Wednesday, September 9, 2015

How I Cooked My Way Back From Ennui

This post originally appeared on The Famished Freelancer on 12/10/13. 




I periodically suffer from ennui, which is my way of saying that I'm feeling quite low, but I'm still capable of laughter and feeling emotions, so I'm not going to belittle depression by slapping that label on whatever this is.

When it hits, I lie on the couch and feel with every fiber of my being that it would be utterly pointless to do anything but lie on the couch and feel how pointless everything is. 

Good times.

My latest bout was brought on by over two weeks of nonstop illness of one type or another. I like to joke that having a chronic pain disorder like migraines won't kill you, but it'll make you wish you were dead. After a couple of weeks without a single good day with the knowledge that getting better means you'll get one, maybe two good days at the most, even the most relentlessly chipper person would start wallowing.

I am not a relentlessly chipper person to start with, but at least I can usually look forward to the little things. Mealtimes are nice. No matter how much life sucks, there's always something yummy to perk me up.

Except that I lost my appetite this time, either to one of my illnesses or the ennui.

So that sucked.

Then my husband picked up some spare ribs for dinner. The man makes a good rib. I started looking forward to dinner. 

I also started thinking that coleslaw would really hit the spot.


Doesn't that look cheering? And also, why the hell is the lighting in my kitchen so fucking yellow?

I didn't make the slaw in time for dinner because 1. ennui and 2. too many steps. 
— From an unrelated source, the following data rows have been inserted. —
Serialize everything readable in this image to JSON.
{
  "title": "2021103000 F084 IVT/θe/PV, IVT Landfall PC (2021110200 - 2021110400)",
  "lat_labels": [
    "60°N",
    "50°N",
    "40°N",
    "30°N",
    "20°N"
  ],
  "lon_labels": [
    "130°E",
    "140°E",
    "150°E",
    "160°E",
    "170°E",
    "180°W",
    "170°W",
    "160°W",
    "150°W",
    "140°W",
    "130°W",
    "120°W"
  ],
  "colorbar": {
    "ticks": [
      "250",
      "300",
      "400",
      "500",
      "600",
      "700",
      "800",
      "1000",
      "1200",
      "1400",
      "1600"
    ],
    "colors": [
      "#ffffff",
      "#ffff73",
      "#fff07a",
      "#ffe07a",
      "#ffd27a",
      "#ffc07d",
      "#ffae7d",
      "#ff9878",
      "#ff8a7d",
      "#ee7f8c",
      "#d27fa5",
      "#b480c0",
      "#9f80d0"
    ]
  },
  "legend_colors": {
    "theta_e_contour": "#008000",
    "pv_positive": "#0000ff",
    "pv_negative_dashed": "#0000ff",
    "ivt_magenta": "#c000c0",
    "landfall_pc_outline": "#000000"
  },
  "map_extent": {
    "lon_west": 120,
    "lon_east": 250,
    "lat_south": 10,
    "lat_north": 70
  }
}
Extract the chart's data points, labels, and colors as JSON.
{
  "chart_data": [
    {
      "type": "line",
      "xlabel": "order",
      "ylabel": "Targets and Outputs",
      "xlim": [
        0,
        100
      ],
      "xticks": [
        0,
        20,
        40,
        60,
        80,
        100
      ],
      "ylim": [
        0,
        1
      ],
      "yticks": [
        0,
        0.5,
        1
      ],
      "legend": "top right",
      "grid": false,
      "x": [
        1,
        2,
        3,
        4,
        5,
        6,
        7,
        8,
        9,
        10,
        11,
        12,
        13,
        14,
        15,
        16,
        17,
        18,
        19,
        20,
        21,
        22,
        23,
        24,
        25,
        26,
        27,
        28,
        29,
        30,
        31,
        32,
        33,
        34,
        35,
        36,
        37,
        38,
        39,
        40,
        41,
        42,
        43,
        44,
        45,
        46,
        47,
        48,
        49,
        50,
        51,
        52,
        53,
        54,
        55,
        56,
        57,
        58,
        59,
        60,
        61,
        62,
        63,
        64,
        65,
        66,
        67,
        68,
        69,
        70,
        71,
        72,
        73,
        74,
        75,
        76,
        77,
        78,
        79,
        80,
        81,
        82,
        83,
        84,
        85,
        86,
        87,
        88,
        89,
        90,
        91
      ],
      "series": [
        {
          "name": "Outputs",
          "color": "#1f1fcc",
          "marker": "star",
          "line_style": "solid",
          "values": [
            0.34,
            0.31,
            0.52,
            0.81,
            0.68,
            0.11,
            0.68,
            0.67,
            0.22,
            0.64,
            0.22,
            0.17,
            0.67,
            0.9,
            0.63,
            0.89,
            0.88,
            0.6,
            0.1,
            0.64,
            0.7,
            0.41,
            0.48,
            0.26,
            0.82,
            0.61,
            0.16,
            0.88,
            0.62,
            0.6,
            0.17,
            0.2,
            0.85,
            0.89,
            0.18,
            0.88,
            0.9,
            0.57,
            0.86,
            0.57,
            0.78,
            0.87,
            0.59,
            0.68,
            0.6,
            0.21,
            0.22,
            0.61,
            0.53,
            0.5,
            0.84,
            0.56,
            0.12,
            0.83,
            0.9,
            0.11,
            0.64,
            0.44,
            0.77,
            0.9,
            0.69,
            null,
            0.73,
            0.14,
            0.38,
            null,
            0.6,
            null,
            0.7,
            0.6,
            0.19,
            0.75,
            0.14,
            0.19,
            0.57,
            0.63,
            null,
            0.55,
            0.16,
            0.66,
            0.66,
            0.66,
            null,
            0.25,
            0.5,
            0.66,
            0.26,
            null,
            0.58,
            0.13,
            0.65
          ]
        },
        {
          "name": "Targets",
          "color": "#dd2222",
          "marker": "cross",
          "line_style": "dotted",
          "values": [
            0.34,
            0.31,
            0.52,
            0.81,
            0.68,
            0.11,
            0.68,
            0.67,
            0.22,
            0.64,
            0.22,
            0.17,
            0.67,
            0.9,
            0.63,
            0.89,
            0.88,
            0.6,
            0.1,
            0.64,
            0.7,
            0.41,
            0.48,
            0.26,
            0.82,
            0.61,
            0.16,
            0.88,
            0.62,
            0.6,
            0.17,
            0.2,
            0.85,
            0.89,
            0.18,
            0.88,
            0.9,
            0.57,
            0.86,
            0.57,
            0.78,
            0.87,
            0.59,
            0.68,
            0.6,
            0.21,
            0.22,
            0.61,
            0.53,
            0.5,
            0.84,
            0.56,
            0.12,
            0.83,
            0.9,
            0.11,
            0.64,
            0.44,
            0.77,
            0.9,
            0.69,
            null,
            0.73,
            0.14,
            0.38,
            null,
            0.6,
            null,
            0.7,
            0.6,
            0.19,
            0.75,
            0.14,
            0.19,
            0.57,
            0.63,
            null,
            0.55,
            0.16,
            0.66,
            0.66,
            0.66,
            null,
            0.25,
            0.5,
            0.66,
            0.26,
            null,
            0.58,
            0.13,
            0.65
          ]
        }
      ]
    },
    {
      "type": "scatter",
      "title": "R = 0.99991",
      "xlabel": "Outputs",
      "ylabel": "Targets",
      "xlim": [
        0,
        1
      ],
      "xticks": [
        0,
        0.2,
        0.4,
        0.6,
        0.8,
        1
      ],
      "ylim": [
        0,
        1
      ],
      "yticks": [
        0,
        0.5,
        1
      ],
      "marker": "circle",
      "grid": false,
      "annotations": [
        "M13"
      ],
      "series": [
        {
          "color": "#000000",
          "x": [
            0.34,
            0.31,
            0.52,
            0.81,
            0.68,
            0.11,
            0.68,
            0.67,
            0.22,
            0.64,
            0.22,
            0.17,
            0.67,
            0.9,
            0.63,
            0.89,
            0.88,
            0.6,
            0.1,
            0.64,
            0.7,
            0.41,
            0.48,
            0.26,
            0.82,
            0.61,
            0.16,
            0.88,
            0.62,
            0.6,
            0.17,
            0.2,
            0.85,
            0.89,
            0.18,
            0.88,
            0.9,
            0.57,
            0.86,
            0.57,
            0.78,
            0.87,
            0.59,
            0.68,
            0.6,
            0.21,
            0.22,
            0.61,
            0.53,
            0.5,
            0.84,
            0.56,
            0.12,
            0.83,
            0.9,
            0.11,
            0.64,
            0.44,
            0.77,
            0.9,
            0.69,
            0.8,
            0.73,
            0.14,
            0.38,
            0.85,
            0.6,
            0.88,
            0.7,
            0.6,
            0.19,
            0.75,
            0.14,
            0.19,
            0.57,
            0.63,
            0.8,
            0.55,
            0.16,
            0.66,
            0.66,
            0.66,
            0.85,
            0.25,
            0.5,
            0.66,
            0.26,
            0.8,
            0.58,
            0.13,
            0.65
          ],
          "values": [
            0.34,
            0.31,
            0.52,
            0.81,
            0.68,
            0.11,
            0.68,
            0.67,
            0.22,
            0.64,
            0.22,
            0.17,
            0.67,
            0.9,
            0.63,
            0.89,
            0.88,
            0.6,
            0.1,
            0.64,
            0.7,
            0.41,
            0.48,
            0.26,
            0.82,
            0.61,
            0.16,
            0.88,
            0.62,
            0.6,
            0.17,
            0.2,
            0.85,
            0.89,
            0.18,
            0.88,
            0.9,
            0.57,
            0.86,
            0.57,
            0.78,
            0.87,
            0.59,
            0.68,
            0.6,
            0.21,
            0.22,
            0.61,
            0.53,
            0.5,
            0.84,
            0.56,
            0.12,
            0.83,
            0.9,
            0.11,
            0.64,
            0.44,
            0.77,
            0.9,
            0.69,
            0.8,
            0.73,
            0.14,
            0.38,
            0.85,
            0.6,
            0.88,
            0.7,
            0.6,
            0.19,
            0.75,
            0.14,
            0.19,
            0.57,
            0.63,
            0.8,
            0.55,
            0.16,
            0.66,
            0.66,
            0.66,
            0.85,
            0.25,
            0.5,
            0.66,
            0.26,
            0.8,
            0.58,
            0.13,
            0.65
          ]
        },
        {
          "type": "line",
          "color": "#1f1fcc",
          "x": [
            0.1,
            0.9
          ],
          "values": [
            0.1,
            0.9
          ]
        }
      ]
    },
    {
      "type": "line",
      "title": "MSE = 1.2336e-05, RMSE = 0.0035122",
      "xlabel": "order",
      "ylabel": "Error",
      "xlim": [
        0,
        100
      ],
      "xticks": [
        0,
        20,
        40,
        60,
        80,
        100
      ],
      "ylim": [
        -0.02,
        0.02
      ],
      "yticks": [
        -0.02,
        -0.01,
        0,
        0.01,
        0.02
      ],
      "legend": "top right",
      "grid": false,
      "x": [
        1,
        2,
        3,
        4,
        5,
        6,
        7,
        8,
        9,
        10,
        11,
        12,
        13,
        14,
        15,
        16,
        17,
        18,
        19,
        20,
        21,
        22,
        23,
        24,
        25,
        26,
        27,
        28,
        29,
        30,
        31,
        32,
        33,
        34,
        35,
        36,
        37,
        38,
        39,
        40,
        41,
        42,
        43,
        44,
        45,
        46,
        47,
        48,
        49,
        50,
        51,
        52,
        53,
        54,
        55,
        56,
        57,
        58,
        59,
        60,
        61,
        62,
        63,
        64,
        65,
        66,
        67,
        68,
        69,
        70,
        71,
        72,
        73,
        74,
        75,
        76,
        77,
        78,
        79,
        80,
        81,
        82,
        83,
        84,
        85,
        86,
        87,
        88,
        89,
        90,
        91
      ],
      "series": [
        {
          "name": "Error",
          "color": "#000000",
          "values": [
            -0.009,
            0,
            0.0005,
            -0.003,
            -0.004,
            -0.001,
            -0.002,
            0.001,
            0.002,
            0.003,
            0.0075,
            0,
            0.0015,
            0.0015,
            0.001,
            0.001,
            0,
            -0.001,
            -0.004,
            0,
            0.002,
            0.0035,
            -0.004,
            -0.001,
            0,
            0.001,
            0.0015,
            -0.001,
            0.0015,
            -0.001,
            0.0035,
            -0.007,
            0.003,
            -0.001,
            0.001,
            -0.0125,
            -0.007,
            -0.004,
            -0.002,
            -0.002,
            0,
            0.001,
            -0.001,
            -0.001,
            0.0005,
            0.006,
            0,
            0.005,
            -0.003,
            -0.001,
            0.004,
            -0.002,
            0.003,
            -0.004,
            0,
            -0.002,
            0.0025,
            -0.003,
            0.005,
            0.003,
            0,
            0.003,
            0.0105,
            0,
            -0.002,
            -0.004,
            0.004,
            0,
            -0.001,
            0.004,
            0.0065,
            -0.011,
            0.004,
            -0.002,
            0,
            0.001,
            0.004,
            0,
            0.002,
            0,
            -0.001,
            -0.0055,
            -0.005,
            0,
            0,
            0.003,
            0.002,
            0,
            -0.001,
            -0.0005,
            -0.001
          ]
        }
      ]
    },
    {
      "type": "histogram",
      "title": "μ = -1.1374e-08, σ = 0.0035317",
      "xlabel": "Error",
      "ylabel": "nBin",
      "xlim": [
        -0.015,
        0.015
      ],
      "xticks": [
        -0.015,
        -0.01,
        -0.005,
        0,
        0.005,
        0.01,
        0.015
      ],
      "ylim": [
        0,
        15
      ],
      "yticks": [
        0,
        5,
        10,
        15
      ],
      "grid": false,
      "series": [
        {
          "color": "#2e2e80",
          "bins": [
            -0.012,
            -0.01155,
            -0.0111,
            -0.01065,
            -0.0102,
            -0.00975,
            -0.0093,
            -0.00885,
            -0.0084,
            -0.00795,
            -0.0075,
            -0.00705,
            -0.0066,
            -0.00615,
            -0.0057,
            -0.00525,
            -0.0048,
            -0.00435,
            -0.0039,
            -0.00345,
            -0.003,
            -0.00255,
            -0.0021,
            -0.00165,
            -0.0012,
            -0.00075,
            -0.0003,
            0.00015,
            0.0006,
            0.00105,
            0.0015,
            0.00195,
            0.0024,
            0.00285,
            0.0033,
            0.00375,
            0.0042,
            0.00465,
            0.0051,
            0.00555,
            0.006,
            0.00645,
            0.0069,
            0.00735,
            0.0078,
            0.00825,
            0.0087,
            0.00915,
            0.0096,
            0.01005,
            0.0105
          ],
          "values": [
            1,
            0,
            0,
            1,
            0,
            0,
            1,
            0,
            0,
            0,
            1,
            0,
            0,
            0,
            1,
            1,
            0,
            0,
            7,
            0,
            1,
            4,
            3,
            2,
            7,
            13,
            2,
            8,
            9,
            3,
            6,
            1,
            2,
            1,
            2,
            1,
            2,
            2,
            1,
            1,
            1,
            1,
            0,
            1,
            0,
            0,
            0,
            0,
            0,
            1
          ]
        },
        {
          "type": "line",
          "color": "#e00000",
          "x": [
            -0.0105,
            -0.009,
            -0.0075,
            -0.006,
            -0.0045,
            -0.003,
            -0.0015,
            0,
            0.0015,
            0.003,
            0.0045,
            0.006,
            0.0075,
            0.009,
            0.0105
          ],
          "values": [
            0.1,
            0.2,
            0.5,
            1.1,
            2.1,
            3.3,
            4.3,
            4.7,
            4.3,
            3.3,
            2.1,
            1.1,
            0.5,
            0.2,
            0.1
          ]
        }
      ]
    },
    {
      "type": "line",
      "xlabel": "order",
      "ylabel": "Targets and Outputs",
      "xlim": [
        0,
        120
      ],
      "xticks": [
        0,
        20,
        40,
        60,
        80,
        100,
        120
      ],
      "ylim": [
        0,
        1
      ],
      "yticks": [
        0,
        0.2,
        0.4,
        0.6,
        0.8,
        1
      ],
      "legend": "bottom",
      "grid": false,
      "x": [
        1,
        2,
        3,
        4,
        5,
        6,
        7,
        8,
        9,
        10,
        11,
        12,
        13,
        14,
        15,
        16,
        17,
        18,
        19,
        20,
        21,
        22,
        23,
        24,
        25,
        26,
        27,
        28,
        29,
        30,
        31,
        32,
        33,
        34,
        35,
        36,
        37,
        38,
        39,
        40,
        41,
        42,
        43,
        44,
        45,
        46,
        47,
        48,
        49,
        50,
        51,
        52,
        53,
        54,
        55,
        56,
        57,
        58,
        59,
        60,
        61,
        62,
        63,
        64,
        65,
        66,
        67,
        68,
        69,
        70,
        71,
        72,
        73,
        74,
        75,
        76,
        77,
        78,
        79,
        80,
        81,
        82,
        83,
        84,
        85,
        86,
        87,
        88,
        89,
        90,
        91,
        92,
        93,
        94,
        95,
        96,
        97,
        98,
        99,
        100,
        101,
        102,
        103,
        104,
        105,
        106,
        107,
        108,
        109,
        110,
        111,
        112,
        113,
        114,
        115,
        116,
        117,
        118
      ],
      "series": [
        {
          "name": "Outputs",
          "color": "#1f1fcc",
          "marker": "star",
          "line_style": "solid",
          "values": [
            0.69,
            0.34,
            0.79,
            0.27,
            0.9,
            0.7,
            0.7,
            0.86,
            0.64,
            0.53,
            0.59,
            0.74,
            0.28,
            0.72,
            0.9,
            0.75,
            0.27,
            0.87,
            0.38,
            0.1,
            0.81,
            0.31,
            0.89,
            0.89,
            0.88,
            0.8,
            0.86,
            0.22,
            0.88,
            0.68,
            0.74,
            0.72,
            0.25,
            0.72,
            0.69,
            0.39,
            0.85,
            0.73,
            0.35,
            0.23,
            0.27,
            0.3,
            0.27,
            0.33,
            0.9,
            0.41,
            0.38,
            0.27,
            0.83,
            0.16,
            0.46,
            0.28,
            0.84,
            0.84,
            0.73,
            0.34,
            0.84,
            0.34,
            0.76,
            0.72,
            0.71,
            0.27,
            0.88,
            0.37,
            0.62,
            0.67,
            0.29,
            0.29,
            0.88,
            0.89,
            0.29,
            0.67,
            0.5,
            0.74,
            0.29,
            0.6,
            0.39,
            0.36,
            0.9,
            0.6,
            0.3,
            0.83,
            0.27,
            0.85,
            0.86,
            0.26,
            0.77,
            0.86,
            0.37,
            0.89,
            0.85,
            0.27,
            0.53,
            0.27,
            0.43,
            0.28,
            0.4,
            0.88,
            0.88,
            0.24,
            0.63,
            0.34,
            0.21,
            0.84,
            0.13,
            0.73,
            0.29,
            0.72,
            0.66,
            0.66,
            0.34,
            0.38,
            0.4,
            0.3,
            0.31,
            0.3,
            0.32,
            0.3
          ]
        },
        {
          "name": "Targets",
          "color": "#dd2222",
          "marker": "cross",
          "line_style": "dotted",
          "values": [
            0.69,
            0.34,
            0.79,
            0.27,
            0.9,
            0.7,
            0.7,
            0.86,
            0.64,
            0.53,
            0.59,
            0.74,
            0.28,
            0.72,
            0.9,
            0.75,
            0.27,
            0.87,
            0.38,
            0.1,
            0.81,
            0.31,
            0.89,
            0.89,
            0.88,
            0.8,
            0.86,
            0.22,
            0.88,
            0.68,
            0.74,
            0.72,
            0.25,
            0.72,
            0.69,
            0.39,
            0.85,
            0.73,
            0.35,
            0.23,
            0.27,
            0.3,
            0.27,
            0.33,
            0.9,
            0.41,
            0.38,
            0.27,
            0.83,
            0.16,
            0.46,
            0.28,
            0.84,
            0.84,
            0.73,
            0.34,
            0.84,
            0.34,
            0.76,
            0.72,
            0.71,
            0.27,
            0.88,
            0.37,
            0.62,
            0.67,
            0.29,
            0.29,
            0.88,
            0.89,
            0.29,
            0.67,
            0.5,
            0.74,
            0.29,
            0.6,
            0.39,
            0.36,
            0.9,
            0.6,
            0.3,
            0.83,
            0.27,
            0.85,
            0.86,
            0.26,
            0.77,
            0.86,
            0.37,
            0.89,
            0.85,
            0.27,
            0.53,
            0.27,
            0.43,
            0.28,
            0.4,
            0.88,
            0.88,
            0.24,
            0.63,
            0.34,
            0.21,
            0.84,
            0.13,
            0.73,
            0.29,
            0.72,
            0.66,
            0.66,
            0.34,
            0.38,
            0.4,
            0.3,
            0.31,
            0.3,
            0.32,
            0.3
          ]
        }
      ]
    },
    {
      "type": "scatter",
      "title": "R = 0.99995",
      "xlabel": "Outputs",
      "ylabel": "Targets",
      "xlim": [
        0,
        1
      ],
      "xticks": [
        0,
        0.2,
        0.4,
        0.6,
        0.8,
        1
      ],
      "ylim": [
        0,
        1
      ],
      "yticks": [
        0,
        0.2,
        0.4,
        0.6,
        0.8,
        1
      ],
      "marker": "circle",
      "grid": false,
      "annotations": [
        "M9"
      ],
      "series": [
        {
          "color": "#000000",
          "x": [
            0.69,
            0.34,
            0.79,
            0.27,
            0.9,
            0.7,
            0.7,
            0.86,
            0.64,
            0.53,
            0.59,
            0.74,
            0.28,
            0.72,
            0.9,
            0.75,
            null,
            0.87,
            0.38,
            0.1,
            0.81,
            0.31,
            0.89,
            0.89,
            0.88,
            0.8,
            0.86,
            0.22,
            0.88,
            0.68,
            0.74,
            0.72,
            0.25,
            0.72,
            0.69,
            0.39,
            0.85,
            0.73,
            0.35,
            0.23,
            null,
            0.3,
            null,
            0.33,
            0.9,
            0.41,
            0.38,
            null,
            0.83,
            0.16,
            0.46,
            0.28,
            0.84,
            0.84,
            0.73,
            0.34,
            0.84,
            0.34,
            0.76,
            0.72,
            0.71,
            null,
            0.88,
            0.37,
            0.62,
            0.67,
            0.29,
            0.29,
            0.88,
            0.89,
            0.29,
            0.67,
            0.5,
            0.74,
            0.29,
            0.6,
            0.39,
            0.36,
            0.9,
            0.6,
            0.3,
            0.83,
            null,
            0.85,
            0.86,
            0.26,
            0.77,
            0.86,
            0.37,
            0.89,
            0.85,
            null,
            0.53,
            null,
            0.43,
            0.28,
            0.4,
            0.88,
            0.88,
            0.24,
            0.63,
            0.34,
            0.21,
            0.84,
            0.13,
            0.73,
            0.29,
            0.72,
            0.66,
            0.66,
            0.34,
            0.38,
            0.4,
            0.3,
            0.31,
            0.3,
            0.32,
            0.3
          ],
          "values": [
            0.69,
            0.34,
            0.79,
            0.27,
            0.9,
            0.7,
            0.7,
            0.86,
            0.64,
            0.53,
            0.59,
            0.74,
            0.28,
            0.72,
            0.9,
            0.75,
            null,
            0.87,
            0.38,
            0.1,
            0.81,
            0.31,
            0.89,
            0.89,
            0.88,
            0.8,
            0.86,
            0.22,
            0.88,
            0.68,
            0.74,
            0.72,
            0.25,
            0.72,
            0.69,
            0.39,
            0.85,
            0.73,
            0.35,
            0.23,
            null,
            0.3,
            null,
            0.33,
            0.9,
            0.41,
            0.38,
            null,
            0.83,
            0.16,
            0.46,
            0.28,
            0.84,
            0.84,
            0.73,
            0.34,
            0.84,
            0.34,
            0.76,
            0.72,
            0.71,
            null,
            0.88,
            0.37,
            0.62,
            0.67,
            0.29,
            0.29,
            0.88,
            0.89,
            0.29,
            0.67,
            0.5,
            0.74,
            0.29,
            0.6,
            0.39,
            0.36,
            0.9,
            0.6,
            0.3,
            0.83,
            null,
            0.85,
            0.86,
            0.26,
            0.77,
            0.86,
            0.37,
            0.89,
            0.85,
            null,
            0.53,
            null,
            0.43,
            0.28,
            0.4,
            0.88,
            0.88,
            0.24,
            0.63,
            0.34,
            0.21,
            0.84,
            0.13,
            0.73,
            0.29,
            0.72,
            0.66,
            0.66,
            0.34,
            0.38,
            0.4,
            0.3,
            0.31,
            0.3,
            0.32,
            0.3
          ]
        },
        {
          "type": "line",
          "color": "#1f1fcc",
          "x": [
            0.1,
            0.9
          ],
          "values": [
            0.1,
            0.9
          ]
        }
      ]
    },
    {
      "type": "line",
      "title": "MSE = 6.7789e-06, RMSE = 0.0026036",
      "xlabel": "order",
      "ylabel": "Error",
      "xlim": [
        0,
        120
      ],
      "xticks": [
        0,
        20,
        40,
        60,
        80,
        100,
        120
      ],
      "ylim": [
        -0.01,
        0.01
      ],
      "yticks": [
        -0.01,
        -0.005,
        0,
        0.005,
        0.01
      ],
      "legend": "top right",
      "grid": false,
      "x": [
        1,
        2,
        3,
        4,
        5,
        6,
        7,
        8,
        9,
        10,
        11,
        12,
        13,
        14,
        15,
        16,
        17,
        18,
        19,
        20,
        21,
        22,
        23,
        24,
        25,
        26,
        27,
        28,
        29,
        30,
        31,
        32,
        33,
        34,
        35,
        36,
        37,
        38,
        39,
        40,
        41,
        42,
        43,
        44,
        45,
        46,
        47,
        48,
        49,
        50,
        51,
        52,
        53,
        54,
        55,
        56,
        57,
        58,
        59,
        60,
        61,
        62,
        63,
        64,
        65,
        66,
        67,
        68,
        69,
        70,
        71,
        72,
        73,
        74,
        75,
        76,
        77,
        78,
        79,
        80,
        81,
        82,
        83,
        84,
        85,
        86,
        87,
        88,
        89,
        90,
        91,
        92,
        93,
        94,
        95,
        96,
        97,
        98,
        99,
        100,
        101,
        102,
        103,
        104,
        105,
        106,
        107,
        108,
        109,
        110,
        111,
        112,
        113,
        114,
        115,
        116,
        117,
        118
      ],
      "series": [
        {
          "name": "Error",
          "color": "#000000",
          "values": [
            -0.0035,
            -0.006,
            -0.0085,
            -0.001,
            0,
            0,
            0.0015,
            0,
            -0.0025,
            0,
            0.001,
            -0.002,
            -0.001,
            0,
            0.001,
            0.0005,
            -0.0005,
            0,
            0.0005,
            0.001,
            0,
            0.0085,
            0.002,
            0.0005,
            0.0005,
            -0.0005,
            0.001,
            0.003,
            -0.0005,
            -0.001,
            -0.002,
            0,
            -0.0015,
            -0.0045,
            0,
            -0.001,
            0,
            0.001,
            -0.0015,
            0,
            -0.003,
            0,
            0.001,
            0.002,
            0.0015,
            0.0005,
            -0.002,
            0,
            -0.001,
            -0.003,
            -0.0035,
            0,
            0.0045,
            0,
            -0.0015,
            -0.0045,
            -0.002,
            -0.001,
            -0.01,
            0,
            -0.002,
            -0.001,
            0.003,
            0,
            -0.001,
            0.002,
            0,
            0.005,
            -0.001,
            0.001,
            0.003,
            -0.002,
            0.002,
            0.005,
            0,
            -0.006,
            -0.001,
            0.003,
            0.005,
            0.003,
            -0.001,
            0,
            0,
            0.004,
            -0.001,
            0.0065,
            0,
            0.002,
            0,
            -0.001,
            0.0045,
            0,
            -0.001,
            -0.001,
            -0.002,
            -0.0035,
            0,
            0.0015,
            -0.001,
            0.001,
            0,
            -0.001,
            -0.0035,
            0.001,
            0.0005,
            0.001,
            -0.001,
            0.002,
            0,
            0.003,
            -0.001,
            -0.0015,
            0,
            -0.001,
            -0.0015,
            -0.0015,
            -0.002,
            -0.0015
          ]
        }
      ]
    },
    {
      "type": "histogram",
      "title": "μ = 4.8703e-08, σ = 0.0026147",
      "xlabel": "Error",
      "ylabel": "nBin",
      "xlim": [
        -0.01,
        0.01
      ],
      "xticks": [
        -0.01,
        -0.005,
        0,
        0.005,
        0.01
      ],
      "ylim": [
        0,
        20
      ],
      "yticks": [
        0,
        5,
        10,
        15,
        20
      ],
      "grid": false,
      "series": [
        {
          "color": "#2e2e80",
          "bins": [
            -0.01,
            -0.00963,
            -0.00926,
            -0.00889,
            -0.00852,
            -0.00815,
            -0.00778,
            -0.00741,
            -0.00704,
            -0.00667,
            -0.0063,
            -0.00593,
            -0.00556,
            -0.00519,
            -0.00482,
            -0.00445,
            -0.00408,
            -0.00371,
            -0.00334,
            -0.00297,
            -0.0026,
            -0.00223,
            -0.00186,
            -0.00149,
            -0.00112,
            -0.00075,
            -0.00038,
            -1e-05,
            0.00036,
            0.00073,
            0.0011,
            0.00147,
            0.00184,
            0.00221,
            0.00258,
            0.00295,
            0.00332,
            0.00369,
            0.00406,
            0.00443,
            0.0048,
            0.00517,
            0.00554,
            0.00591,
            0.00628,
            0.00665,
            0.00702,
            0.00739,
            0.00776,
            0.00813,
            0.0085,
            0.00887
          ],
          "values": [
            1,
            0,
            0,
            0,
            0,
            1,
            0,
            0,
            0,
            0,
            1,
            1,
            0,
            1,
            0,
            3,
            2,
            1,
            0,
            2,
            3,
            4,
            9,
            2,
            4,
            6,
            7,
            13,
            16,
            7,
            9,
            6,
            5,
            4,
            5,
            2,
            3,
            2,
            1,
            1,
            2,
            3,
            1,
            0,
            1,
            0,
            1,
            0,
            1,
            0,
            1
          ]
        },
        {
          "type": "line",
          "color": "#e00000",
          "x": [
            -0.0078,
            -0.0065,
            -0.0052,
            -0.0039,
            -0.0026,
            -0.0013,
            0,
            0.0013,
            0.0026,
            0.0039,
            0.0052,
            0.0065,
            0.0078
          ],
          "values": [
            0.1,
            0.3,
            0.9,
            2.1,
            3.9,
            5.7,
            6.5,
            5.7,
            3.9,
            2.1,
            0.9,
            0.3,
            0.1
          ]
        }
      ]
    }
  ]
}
Of course, stores make cole slaw, but they just don't cut it in this house. Not since I discovered B&G Oyster's Coleslaw* in my quest to use up a cabbage as big as my head I got from our CSA. 

But the next day, I decided that slaw needed to happen. I went to the supermarket and discovered that it was snowing, which was as nice as it was completely unsettling because it NEVER snows in NYC in December. Except this year, apparently.

Cabbage obtained, I fired up a podcast of This American Life and started making mayonnaise from scratch. Not because I'm pretentious, but because lemons give me migraines and the only commercially available mayo without lemon juice is Miracle Whip, which, just, ew.

The mayo broke not once, but twice. I didn't even consider giving up because I hate wasting food. Especially when Julia Child has so kindly provided a remedy right along with the recipe.

After that, the slaw was easy. Slice, slice, slice the cabbage on the mandoline, mix up the dressing and let there be slaw.

As I write this, I'm still sick and I have no idea when I'm going to have a healthy day. But the ennui is gone for now. 

I don't know if it's because for me, coleslaw is like sunshine in winter, or because feeling healthy enough to prepare something so involved gave me hope. But I'll keep it in mind for the next time.

*Recipe tips: use less salt than it calls for unless you want it to be ridonkulously salty, and leave out the black pepper unless you're going to eat it all right away because peppered slaw left in the fridge overnight tastes too peppery to eat.



It turns out that the increased health issues and ennui were actually side effects from something I took to prevent the migraines. It got worse before I realized that I didn't have to keep doing it myself and I made it stop. More about that tomorrow.